After experiencing a 12 hour network outage that made the evening news, one carrier learned how Tektronix Communications’ solutions can identify the root cause and prevent it happening again.
80 percent of network node failures in the core are caused by human change control errors.
Network outages are always a concern, but when they last 12 hours and become a news event, the cost to a carrier’s reputation and bottom line grows exponentially. This was the challenge facing our customer, a carrier who experienced a large area outage due to a “routine” software change to a network router.
The software change was conducted during the late night “maintenance window,” to minimize the impact on customers. During the change, the carrier’s data engineer made a keystroke error in a router located at a key distribution point in the network. Network equipment key performance indicators, however, did not reflect any trouble.
By 8:00 a.m., customers were unable to access the internet or any data services. The outage made the news that evening. The carrier determined the network outage was related to the router upgrade. After backing out the changes they were able to restore the network later that day. In total, customers were without data connectivity for 12.5 hours.
The carrier performed a two day root cause analysis to learn from the incident. They attributed the problem to an error in the provider edge (PE) router, which was blocking critical traffic. The PE router serves as the main link between the carrier’s network distribution sites across the area.

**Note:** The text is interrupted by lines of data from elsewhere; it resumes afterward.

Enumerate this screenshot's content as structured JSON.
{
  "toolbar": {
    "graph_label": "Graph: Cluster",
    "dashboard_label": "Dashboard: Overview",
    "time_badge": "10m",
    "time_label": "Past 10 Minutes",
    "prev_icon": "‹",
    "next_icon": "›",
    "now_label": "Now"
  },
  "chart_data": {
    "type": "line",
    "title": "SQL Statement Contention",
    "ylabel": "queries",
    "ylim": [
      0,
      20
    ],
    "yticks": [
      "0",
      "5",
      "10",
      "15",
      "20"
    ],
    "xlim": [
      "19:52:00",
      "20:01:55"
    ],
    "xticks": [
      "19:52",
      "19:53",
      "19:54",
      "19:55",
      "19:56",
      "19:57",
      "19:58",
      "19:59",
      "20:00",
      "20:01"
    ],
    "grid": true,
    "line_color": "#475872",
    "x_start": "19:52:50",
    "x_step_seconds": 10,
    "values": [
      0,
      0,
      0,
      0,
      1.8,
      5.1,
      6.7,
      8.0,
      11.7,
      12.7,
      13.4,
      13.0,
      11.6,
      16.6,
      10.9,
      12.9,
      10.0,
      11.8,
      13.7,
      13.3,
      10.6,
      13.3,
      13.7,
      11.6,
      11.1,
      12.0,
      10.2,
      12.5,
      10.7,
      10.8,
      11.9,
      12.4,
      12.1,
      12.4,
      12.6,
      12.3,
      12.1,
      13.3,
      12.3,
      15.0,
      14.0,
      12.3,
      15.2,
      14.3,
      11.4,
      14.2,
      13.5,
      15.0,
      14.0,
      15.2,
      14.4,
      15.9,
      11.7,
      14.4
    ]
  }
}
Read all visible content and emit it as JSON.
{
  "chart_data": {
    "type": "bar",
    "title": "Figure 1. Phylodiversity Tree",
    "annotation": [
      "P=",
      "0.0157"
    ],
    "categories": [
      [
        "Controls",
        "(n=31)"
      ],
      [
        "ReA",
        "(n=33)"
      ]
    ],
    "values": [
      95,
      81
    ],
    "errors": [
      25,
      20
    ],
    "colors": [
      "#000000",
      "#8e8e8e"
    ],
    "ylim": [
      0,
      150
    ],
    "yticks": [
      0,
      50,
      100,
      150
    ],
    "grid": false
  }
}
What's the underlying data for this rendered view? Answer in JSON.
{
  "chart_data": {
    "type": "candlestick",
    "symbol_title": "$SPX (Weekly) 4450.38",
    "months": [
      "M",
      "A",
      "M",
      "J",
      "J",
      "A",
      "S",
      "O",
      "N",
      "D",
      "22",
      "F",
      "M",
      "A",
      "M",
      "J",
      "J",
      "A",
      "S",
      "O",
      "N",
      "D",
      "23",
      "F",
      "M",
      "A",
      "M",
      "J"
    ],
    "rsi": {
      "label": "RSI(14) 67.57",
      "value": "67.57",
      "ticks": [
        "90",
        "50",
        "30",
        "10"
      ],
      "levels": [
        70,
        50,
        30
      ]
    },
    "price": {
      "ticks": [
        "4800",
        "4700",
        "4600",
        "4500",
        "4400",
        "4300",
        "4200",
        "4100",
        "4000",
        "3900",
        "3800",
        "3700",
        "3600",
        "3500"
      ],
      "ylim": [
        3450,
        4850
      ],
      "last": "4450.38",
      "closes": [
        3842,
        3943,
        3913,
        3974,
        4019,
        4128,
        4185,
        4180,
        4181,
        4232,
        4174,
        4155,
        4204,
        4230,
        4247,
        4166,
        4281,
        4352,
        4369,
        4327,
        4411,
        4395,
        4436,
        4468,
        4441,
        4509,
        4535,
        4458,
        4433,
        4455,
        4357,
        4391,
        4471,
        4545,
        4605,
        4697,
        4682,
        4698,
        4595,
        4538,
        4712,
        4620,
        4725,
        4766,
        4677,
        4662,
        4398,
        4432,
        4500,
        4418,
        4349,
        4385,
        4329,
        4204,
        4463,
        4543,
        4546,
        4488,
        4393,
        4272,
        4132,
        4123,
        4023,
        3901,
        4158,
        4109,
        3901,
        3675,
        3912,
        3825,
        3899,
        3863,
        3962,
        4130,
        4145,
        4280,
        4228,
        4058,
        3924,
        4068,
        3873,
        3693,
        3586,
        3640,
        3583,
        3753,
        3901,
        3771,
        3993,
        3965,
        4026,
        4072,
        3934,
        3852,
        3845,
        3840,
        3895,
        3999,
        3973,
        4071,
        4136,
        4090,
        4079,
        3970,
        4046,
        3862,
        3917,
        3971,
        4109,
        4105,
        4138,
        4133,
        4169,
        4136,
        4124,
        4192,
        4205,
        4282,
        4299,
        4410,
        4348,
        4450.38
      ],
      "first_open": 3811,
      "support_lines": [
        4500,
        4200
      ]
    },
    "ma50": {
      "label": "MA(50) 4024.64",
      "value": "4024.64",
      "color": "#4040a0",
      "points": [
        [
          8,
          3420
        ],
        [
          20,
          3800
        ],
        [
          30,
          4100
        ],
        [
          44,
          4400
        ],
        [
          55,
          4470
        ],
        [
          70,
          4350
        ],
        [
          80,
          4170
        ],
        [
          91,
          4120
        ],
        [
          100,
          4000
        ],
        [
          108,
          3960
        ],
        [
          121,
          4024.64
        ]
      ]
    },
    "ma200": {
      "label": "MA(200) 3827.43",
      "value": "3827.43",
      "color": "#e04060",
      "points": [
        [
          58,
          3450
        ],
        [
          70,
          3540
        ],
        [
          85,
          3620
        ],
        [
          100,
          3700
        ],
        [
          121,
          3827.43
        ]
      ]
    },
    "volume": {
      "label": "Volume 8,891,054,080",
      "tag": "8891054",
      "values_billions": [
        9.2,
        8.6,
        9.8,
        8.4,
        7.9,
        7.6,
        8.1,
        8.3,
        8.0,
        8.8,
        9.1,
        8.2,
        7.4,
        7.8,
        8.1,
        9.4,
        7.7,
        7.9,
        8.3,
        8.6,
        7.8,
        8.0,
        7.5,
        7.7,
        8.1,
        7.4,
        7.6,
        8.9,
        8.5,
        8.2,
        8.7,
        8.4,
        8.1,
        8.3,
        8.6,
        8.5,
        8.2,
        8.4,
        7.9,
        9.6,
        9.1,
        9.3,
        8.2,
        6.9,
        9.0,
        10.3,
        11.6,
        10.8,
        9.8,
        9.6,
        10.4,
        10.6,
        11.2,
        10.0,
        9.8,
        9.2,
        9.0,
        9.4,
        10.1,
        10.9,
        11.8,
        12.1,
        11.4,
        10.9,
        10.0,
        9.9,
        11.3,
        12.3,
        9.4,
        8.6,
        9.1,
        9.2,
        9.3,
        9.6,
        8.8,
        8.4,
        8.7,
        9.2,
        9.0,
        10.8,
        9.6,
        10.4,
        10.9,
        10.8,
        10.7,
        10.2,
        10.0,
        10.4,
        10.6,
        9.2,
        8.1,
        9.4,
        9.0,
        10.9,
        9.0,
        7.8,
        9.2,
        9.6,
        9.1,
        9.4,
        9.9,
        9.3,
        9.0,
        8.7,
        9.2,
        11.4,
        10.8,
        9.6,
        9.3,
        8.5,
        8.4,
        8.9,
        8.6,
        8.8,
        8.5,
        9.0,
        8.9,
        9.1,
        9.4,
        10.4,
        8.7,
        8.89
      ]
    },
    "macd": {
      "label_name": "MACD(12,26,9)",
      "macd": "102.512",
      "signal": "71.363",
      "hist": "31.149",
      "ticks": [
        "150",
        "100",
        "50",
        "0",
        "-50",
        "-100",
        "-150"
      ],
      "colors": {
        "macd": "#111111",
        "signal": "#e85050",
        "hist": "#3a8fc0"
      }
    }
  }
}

With the goal of avoiding an outage like this in the future, the carrier reached out to Tektronix Communications for information on their core network solutions. Tektronix Communications was able to show the power of the solution, and how it would have alerted the operator to the router issue almost immediately.
One minute after the software upgrade, the solution reported a 96% Create Data Session failure rate (see figure 1) and a massive spike in data latency (see figure 2) for network subscribers. Had the carrier implemented the Tektronix Communications solution, they could have corrected the router issue before it became a newsworthy event.
Figure 1: Create data session failure rate
Figure 2: Data latency
I didn’t know I had this type of fault isolation capability right in front of me, and that is so easy to use. Carrier data engineer
Network outages are often caused by human error. Unfortunately, many network errors go undetected by standard network equipment KPIs. Tektronix Communications performance troubleshooting suite provides a higher level of KPI granularity than any other solution in the industry, right down to one-minute increments. This type of detailed reporting can help operators detect issues before they lead to major network problems.